Baba mesleği olan bakkal işletmeciliği yapan Ömer Güven iki çocuk babası. Aile mirasından kalan “Hemşin Gıda” bakkalı elli iki yaşındaki karı kocanın işletmeciliğinde. Senelerdir açık olan bakkal krizin eşiğinde. Ömer Güven ve Cemile Güven Türkiye’yi saran salgın nedeniyle sorunlarla karşılaştıklarını şu sözlerle ifade ediyorlar: "Dünyada yaşanan bu Koronavirüs salgını insan sağlığını etkiliyor ve bizleri de etkisi altına aldı. Bir sokak arkamızda büyük market bulunuyor. İnsanlar sıraya giriyor, dakikalarca bekliyorlar kasa sırasında ve marketi adeta yağmalıyorlar. Marketler fiyatları yükseltiyor, biz ise geliş fiyatından ürünleri satıyoruz. Markette yirmi iki liraya kolonya satışı mevcut, biz ise on bir liraya bir şişesini satıyoruz. Eski günlerde günde kırk-elli arasında müşteri geliyordu, şimdi ise günde dört beş kişi zor geliyor. Marketler ise her gün tıklım tıklım. Önceden her gün ekmek alan insanlar bile artık gelmez oldu.

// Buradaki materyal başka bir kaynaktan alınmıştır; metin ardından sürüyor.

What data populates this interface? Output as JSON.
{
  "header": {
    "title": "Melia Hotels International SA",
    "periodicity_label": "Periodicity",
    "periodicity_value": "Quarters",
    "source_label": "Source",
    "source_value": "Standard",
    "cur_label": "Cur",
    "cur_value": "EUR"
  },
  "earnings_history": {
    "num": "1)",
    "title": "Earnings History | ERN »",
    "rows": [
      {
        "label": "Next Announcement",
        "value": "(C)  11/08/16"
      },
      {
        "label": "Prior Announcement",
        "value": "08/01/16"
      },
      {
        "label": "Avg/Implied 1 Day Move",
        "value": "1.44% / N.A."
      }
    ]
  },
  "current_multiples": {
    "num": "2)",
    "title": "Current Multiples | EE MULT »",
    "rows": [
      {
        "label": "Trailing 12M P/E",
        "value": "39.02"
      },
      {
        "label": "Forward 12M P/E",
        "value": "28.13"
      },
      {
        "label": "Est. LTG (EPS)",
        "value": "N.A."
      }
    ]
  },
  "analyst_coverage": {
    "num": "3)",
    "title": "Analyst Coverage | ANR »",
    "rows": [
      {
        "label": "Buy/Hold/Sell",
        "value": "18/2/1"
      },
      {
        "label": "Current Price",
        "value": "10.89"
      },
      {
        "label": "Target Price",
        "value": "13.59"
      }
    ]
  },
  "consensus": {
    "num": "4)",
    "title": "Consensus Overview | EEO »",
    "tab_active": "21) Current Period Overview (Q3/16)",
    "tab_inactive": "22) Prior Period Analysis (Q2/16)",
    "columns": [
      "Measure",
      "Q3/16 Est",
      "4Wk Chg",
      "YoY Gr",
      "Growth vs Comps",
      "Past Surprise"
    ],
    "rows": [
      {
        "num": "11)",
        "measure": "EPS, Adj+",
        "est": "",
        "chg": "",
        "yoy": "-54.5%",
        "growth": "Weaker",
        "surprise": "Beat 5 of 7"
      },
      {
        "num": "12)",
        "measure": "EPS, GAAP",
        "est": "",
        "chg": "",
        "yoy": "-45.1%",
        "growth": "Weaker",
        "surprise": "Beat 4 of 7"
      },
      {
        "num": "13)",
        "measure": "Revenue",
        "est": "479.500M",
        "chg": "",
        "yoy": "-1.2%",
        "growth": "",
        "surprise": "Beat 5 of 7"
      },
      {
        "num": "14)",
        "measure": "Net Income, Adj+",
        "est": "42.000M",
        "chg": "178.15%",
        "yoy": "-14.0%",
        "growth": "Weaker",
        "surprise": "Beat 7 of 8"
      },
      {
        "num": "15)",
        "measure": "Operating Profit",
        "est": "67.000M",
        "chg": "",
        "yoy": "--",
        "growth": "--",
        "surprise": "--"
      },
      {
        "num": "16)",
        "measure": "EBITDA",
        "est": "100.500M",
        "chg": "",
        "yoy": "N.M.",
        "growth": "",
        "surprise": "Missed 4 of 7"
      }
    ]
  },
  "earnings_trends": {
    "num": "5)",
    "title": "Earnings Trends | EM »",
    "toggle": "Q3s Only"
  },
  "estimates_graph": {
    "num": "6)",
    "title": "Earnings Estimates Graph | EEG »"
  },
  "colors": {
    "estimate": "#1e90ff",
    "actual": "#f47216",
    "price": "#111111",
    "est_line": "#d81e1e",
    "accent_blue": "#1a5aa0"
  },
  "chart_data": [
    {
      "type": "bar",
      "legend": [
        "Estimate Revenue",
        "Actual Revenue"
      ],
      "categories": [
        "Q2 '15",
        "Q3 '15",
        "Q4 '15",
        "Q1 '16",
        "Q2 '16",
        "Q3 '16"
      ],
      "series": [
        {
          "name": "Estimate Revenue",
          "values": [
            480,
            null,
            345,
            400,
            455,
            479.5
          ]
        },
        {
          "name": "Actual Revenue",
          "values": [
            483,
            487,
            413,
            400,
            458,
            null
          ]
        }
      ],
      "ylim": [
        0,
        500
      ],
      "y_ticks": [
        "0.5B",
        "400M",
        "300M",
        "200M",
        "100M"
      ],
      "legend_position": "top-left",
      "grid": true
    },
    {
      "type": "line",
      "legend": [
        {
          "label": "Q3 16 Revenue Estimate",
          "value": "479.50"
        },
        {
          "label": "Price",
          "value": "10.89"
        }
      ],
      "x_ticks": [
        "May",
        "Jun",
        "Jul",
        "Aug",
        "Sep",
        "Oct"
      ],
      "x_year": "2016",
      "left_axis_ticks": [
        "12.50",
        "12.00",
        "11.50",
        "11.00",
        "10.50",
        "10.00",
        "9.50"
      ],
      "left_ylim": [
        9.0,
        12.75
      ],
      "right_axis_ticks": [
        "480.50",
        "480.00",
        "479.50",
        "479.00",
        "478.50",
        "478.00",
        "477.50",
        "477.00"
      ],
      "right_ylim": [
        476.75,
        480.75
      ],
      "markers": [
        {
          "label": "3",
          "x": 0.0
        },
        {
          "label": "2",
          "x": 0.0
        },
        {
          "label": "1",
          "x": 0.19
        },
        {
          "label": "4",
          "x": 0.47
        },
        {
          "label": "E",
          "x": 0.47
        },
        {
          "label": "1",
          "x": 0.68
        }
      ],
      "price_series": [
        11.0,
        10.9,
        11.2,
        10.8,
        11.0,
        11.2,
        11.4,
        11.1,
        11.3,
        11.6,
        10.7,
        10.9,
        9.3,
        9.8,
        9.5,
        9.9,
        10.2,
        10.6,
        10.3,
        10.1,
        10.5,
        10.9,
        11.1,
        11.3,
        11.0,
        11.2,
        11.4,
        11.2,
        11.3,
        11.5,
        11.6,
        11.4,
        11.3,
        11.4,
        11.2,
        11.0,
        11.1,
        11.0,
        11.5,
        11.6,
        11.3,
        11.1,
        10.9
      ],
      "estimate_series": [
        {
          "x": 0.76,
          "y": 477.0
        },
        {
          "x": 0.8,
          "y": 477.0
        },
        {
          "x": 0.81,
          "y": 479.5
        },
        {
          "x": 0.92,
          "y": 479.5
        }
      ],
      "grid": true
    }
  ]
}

Ekmeklerimiz bayatladı.”
Dilek Yılmaz: “Açlık değil, tedbirsizlik insanları öldürebilir"
Markette kasiyerlik yapan Dilek Yılmaz'la da konuşuyoruz. Medyanın kendisini ve insanları nasıl etkilediği sorusuna şu cevabı veriyor: “Büyük bir salgının görüldüğü bir dönemdeyiz. Medyada yazılan her şey doğru olmasa da işin uzmanlarını takip ederek asıl cevabı alabiliriz. Sağlık Bakanı virüs hakkında sürekli olarak sosyal medya hesaplarından bilgilendirme yapıyor. İnsanlar her an panik havasında ve doğru birimlerden gereken haberi almak için dikkatli olmaları gerekiyor. Medyada asılsız birçok haber var. Bence insanları etkisi altına alan medya doğru haberciliği ön plana çıkarmalıdır." Markette son zamanlarda en çok hangi ürünlerin satışında artış olduğu sorusuna Dilek Yılmaz, dokuz günlük (11.03.2020-20.03.2020) satış kayıtlarına ve eksilen ürünlere bakarak şu cevabı veriyor: “Neredeyse önceden kolonyaların üstü tozlanırdı ve satışı en az ürünlerden biriydi. Son zamanlarda kolonya ve parfüm ürünleri ve beraberinde un, makarna, hazır konserve yiyecekleri, derin dondurucuda bulunan uzun vadeli yiyeceklerde yoğun bir satış gerçekleşti. İlk vakanın kayıtlara geçtiği ve haberinin geldiği gün market arabaları ile müşteriler neredeyse tüm malzemeleri satın aldı diyebilirim. Bence bu kıtlıktan çıkmış gibi olan durum yanlış. İnsanlar açlıktan değil, tedbirsizlikten ölebilir.” Market çalışanlarının ne gibi tedbirler aldıkları sorumuza da şu cevabı veriyor: “Bizler de her insan gibi bu virüsten korkuyoruz. Ama çalışmalarımıza ara vermemiz söz konusu olamıyor maalesef. Çalıştığımızda eldiven takıyoruz ve müşterilere bir metreden de yakın bir mesafeden ürünleri verdiğimiz için, onlardan gelebilecek herhangi bir öksürme gibi durumdan uzak kalmak için tek kullanımlık maskeler takıyoruz. Bizler de kendimizi bu şekilde korumaya alıyoruz. Öğlen ara saatlerinde dezenfekte ilacıyla ellerimizi korumaya alıyoruz. İnsanlarla sürekli olarak temasta olduğumuz için bizleri için de zor bir durum. Umarım bu salgın bir an önce biter.”